Саша, так звали мальчика, засмотрелся на эту красоту. Забытая удочка валялась рядом. Он очень любил это время, предвещающее наступление настоящей весны, а следом и лета. Для его родных мест, большую часть года покрытых непролазной грязью или засыпанных снегом, скованных трескучим морозом или залитых тусклой серостью нескончаемых холодных дождей, лето было настоящим праздником. Теплота и яркие краски, которыми оживала природа, преображали знакомые просторы. Долгие светлые дни позволяли наслаждаться ими, отдыхая от осенне-зимнего сумрака. Жаль лишь, что лето, как и положено настоящему празднику, пролетало с быстротой кометы – не заметишь, как начнут облетать жёлтые листья под плачь дождя. Но сейчас природа только начала украшать поля и леса зеленью, ещё не в полную силу звучали оркестры стрекочущих насекомых и звонких птиц. Осознание, что весь праздник ещё впереди грело душу подростка. В тринадцать лет, столько исполнилось мальчику, ощущение начала жизни было особенным, а горизонты впереди казались безграничными.

Саша поднял удочку и поудобнее устроился на коряге, торчащей из воды. Поплавок неспешно скользил по реке и чуть подрагивал. Рыбалку он любил, здесь тишина и покой, можно подумать о чём-то важном, а можно, не думая, просто отдыхать, глядя на плавный ход воды.

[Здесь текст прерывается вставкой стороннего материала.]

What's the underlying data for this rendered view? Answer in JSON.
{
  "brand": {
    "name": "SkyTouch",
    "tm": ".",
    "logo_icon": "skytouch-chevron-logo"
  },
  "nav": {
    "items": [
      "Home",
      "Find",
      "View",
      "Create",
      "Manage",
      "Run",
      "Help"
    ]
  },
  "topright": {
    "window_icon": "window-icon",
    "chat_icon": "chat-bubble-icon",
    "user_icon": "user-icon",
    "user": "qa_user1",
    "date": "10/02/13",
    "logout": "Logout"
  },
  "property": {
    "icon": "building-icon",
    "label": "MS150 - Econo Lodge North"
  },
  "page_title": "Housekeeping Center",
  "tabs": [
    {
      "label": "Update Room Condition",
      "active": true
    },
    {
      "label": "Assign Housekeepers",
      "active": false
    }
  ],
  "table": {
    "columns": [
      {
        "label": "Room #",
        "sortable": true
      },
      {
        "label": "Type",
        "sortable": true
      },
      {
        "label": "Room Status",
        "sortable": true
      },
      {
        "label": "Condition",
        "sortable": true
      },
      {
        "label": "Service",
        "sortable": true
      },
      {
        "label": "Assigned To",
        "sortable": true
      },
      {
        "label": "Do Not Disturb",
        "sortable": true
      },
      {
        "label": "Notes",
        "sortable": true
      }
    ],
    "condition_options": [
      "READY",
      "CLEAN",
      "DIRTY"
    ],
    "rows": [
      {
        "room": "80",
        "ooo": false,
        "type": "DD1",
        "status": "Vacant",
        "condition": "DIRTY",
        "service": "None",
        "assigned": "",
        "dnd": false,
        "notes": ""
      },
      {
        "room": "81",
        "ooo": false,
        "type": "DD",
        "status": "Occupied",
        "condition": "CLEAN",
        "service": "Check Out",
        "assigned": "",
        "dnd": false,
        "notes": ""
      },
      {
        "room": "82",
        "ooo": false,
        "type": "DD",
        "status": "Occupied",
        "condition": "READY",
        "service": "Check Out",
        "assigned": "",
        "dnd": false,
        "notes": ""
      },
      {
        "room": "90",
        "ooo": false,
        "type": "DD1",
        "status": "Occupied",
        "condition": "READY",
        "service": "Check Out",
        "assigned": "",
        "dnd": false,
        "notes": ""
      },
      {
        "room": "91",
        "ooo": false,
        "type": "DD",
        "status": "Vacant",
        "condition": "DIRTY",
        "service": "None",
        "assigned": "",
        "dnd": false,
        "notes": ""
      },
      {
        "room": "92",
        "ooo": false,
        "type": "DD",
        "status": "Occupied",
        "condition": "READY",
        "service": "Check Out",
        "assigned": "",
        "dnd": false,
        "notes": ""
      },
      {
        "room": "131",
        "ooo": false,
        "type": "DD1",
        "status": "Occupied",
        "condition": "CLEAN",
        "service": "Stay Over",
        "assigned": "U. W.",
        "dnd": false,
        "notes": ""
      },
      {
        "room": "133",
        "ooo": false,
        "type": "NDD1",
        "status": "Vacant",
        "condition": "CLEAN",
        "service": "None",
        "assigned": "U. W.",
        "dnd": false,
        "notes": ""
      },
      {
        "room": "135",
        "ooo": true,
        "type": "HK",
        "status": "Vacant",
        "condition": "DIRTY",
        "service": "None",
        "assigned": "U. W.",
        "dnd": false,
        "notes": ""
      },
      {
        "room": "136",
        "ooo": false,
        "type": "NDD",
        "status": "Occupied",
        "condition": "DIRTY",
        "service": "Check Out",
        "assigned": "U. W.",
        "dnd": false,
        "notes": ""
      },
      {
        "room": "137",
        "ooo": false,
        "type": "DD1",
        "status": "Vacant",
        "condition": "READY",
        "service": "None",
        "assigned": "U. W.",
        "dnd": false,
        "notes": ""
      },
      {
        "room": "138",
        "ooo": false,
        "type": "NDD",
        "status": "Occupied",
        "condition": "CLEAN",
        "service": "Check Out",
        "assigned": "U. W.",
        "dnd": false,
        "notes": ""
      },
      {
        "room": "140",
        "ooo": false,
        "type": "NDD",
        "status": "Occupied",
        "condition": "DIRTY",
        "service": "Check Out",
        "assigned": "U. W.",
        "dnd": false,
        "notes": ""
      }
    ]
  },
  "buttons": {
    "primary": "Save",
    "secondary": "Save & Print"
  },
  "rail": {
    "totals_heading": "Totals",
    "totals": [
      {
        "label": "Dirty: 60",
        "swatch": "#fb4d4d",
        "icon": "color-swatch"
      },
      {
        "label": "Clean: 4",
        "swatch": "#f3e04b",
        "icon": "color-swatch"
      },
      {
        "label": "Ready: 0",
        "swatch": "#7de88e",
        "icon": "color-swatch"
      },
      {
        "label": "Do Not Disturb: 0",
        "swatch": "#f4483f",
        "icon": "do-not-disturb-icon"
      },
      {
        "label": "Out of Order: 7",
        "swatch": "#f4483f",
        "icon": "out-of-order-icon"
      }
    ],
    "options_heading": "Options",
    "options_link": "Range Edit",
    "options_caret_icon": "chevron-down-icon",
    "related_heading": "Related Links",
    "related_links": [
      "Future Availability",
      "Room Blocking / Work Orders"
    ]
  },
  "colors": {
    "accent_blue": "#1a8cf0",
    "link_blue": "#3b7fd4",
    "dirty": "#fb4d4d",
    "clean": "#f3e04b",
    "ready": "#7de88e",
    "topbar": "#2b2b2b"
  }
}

– Саша! – спустившаяся с пригорка дочь кухарки – проворная девчушка лет десяти – окликнула его звонким голосом. – Александр Петрович вернулись. Самовар приготовили, сейчас чаёвничать будут. Тебя зовут.

–Уже иду, спасибо.

Девчонка убежала, а юноша собрал снасти и не спеша пошёл по тропинке в гору. Во дворе семейной усадьбы ему первой встретилась кухарка, заглянувшая в корзину с уловом. Там было пусто – Сашу настигла гроза, и он почти всё время прятался под перевёрнутой лодкой на берегу. На веранде вовсю дымил самовар, наполняя округу уютным дымным запахом. Александр Петрович сидел у стола в кресле и гладил кошку, по-хозяйски устроившуюся у него на коленях.

3

Приток реки Волга.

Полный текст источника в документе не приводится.